1 threads: 150836387.770 Ops/sec, counter=10000000
2 threads: 91198022.827 Ops/sec, counter=20000000
3 threads: 78989357.501 Ops/sec, counter=30000000
4 threads: 66808858.187 Ops/sec, counter=40000000
5 threads: 68732962.817 Ops/sec, counter=50000000
6 threads: 64296828.452 Ops/sec, counter=60000000
7 threads: 66575046.721 Ops/sec, counter=70000000
8 threads: 64487317.763 Ops/sec, counter=80000000
9 threads: 63598622.030 Ops/sec, counter=90000000
10 threads: 62666457.778 Ops/sec, counter=100000000
11 threads: 62341701.668 Ops/sec, counter=110000000
12 threads: 62043591.828 Ops/sec, counter=120000000
13 threads: 61933752.800 Ops/sec, counter=130000000
14 threads: 62063367.585 Ops/sec, counter=140000000
15 threads: 61994384.135 Ops/sec, counter=150000000
16 threads: 61760299.784 Ops/sec, counter=160000000

CPU是8核，16線程（Ryzen 1800X @ 3.9Ghz）。 因此，每秒操作的所有操作線程的總數會急劇減少，直到使用4個線程。 然后它緩慢下降並稍微波動。

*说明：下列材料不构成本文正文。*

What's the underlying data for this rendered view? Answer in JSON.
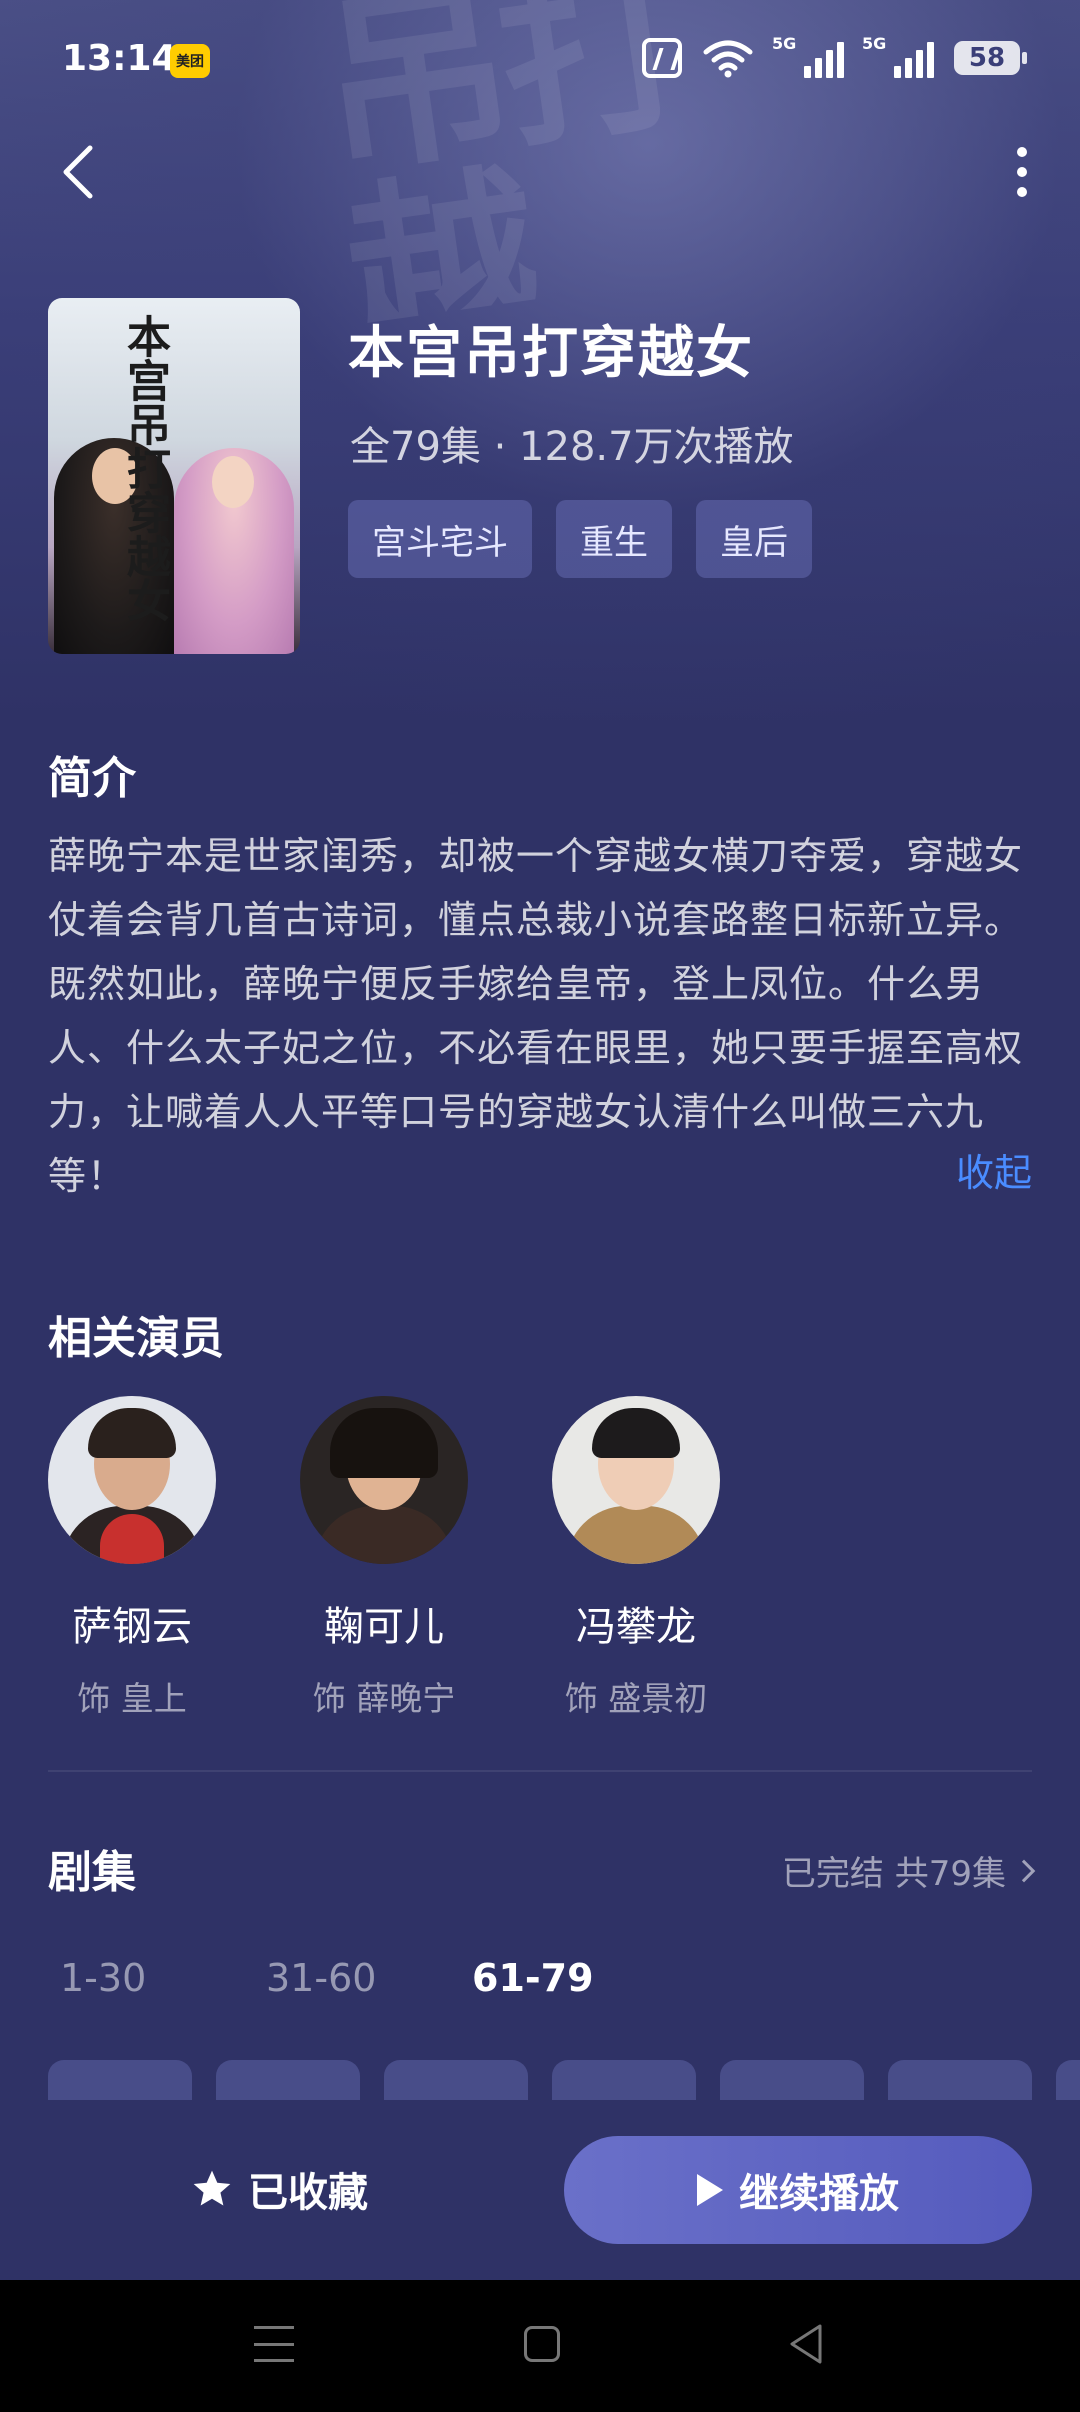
{
  "status_bar": {
    "time": "13:14",
    "app_badge": "美团",
    "icons": [
      "nfc-icon",
      "wifi-icon",
      "signal-5g-icon",
      "signal-5g-icon",
      "battery-icon"
    ],
    "sig_label": "5G",
    "battery": "58"
  },
  "header": {
    "back_icon": "back-chevron-icon",
    "more_icon": "more-vertical-icon",
    "watermark": "吊打越"
  },
  "drama": {
    "poster_title": "本宫吊打穿越女",
    "title": "本宫吊打穿越女",
    "meta": "全79集 · 128.7万次播放",
    "tags": [
      "宫斗宅斗",
      "重生",
      "皇后"
    ]
  },
  "synopsis": {
    "title": "简介",
    "text": "薛晚宁本是世家闺秀，却被一个穿越女横刀夺爱，穿越女仗着会背几首古诗词，懂点总裁小说套路整日标新立异。既然如此，薛晚宁便反手嫁给皇帝，登上凤位。什么男人、什么太子妃之位，不必看在眼里，她只要手握至高权力，让喊着人人平等口号的穿越女认清什么叫做三六九等！",
    "collapse_label": "收起"
  },
  "cast": {
    "title": "相关演员",
    "members": [
      {
        "name": "萨钢云",
        "role": "饰 皇上"
      },
      {
        "name": "鞠可儿",
        "role": "饰 薛晚宁"
      },
      {
        "name": "冯攀龙",
        "role": "饰 盛景初"
      }
    ]
  },
  "episodes": {
    "title": "剧集",
    "status": "已完结 共79集",
    "tabs": [
      "1-30",
      "31-60",
      "61-79"
    ],
    "active_tab": "61-79"
  },
  "actions": {
    "favorite_label": "已收藏",
    "play_label": "继续播放"
  },
  "colors": {
    "background": "#2f3266",
    "accent_link": "#4a8cff",
    "play_button": "#5f65c4"
  }
}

那么這種現象在其他CPU和編譯器中是否常見？ 有沒有解決方法（除了訴諸單個線程）？

Answer 1

無鎖多線程程序並不比單線程程序慢。 什么使它變慢是數據爭用。 您提供的示例實際上是一個備受爭議的人工程序。 在實際程序中，您將在每次訪問共享數據之間執行大量工作，因此它將具有較少的緩存失效等等。 Jeff Preshing的這篇CppCon演講可以比我更好地解釋你的一些問題。

添加：嘗試修改CountingThread並偶爾添加一個睡眠假裝你正在忙於其他東西，而不是遞增原子變量gCounter。 然后繼續在if語句中使用值來查看它將如何影響程序的結果。

void CountingThread() {
  for (int64_t i = 0; i < gnAtomicIterations; i++) {
    // take a nap every 10000th iteration to simulate work on something
    // unrelated to access to shared resource
    if (i%10000 == 0) {
        std::chrono::milliseconds timespan(1);
        std::this_thread::sleep_for(timespan);
    }
    gCounter.fetch_add(1, std::memory_order_acq_rel);
  }
}

通常，每次調用gCounter.fetch_add ，都意味着在其他核心的緩存中標記該數據無效。 它迫使他們將數據擴展到遠離核心的緩存中。 此效果是導致程序性能下降的主要原因。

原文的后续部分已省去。